Per ciò che riguarda il metodo sanzionatorio, la Direttiva prevede, a discrezione degli Stati Membri, due metodi di applicazione della sanzione: gli Stati membri  hanno la possibilità di definire i livelli massimi di sanzioni pecuniarie o con una percentuale del fatturato mondiale totale della persona giuridica interessata o con importi fissi; inoltre è necessariamente previsto che le sanzioni o le misure penali o non penali applicabili alle persone giuridiche responsabili dei reati qualificati quali definiti nella presente Direttiva all’articolo 3 comma 3 lett. a) e b) siano più severe di quelle applicabili in caso di altri reati. 

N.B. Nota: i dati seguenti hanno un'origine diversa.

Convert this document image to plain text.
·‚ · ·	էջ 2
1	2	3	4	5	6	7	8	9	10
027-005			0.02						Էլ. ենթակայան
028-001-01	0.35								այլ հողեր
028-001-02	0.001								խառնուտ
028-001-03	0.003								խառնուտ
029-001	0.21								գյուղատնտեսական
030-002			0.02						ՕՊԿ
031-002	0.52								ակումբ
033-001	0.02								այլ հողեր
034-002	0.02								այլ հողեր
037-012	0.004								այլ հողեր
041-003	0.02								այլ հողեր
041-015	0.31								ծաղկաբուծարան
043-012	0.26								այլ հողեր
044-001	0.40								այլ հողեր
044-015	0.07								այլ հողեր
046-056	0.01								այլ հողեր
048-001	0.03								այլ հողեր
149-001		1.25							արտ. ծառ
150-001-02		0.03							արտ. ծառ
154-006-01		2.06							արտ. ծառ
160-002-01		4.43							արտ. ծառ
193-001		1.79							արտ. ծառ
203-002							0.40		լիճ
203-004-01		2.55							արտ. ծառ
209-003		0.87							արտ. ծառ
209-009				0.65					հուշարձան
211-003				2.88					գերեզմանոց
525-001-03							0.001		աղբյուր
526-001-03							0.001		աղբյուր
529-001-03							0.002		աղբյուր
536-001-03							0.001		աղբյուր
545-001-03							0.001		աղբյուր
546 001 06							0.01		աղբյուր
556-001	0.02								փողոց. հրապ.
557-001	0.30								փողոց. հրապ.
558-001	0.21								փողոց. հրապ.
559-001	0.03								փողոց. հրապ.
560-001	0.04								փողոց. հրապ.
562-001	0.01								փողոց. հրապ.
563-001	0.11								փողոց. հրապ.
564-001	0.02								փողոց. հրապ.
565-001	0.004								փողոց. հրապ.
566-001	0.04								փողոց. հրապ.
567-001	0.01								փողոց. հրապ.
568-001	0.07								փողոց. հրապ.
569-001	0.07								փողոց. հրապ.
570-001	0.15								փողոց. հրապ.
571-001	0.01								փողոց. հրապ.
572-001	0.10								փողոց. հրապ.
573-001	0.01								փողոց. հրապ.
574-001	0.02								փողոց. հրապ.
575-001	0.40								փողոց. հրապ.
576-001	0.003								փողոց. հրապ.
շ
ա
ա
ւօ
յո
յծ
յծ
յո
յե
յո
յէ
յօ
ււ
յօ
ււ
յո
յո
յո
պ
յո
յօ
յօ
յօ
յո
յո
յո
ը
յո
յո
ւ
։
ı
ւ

Viene comunque richiesto che  per i reati di cui all’articolo 3, paragrafo 2, lettere da a) a l), e lettere p), s) e t) la sanzione pecuniaria non sia inferiore al 5 % del fatturato mondiale totale della persona giuridica nell’esercizio finanziario precedente quello in cui è stato commesso il reato o nell’esercizio finanziario precedente a quello nel quale è stata adottata la decisione di irrogare la sanzione pecuniaria; ovvero a un importo corrispondente a euro 40.000.000; per i reati di cui all’articolo 3, paragrafo 2, lettere m), n), o), q) e lettera r) non sia inferiore al 3 % del fatturato mondiale totale della persona giuridica nell’esercizio finanziario precedente quello in cui è stato commesso il reato o nell’esercizio finanziario precedente a quello nel quale è stata adottata la decisione di irrogare la sanzione pecuniaria; ovvero a un importo corrispondente a euro 24.000.000.

È meritevole di attenzione non tanto la scelta di predisporre sanzioni di tipo pecuniario, come già previsto in casi analoghi dal legislatore nazionale agli artt. 9 a 12 del D.lgs. n. 231/2001, bensì la scelta di introdurre misure accessorie, tra cui, l’obbligo di ripristinare l’ambiente entro un determinato periodo, se il danno è reversibile; il risarcimento del danno all’ambiente, se il danno è irreversibile o se l’autore del reato non è in grado di procedere a tale ripristino.  

Inoltre, è altresì previsto l’obbligo di istituire sistemi di dovuta diligenza per rafforzare il rispetto delle norme ambientali volendo, forse, il legislatore eurounitario, indirizzando la Direttiva in esame all’attenzione delle imprese, lanciare un messaggio: è arrivato il momento di adottare preventivamente  modelli di green corporate governance che limitino il configurarsi di una responsabilità in capo alla persona giuridica, che nell’ambito della sua attività di impresa, potrebbe porre in pericolo o danneggiare le matrici ambientali, anche procurando un danno equiparabile a ciò che viene inteso come ecocidio e conseguentemente più severamente punito.